Przy okazji - na Twoim blogu tagi są wspólne dla całego pl.wordpress.com- to specjalnie, czy niechcący?
W rzeczy samej, nie wiem skąd mi się ten Antresol wziął. Pewnie starość idzie. Ręka ma niebagatelne znaczenie. Też.
A z tagami to ani wspólnie ani niechcący. Wordpress decyduje za użytkownika, nie ma takiej opcji aby sobie wybrać. Tzn. jest opcja dotycząca wyboru wersji językowej bloga. Jeśli się tam ustawi raz zwrotnicę to po ptakach.

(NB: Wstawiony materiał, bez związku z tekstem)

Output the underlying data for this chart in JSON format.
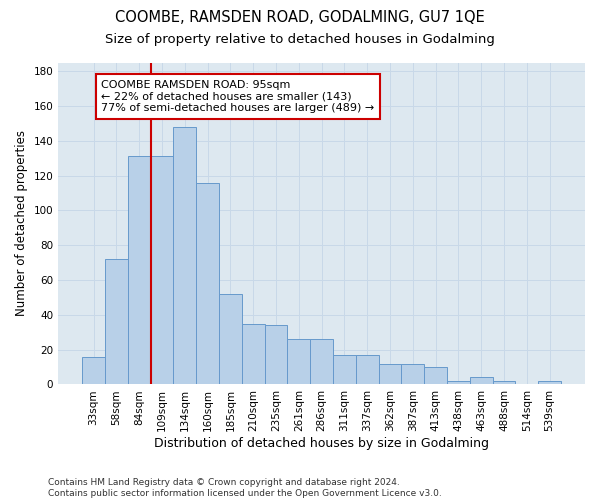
{
  "title": "COOMBE, RAMSDEN ROAD, GODALMING, GU7 1QE",
  "subtitle": "Size of property relative to detached houses in Godalming",
  "xlabel": "Distribution of detached houses by size in Godalming",
  "ylabel": "Number of detached properties",
  "categories": [
    "33sqm",
    "58sqm",
    "84sqm",
    "109sqm",
    "134sqm",
    "160sqm",
    "185sqm",
    "210sqm",
    "235sqm",
    "261sqm",
    "286sqm",
    "311sqm",
    "337sqm",
    "362sqm",
    "387sqm",
    "413sqm",
    "438sqm",
    "463sqm",
    "488sqm",
    "514sqm",
    "539sqm"
  ],
  "values": [
    16,
    72,
    131,
    131,
    148,
    116,
    52,
    35,
    34,
    26,
    26,
    17,
    17,
    12,
    12,
    10,
    2,
    4,
    2,
    0,
    2
  ],
  "bar_color": "#b8d0e8",
  "bar_edgecolor": "#6699cc",
  "vline_x_index": 2,
  "vline_color": "#cc0000",
  "annotation_box_text": "COOMBE RAMSDEN ROAD: 95sqm\n← 22% of detached houses are smaller (143)\n77% of semi-detached houses are larger (489) →",
  "annotation_box_color": "#cc0000",
  "annotation_box_facecolor": "white",
  "ylim": [
    0,
    185
  ],
  "yticks": [
    0,
    20,
    40,
    60,
    80,
    100,
    120,
    140,
    160,
    180
  ],
  "grid_color": "#c8d8e8",
  "bg_color": "#dde8f0",
  "footer": "Contains HM Land Registry data © Crown copyright and database right 2024.\nContains public sector information licensed under the Open Government Licence v3.0.",
  "title_fontsize": 10.5,
  "subtitle_fontsize": 9.5,
  "xlabel_fontsize": 9,
  "ylabel_fontsize": 8.5,
  "tick_fontsize": 7.5,
  "annotation_fontsize": 8,
  "footer_fontsize": 6.5
}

Takie to jest...
Nie znam WordPressa, ale np. tu:
http://blogali.wordpress.com
widzę tagi osobne, co wydaje mi się bardziej pożyteczne. Tak samo jest też na pierwszym lepszym polskim blogu na wordpress.com (gdzie od razu natknąłem się na Twoje komentarze :)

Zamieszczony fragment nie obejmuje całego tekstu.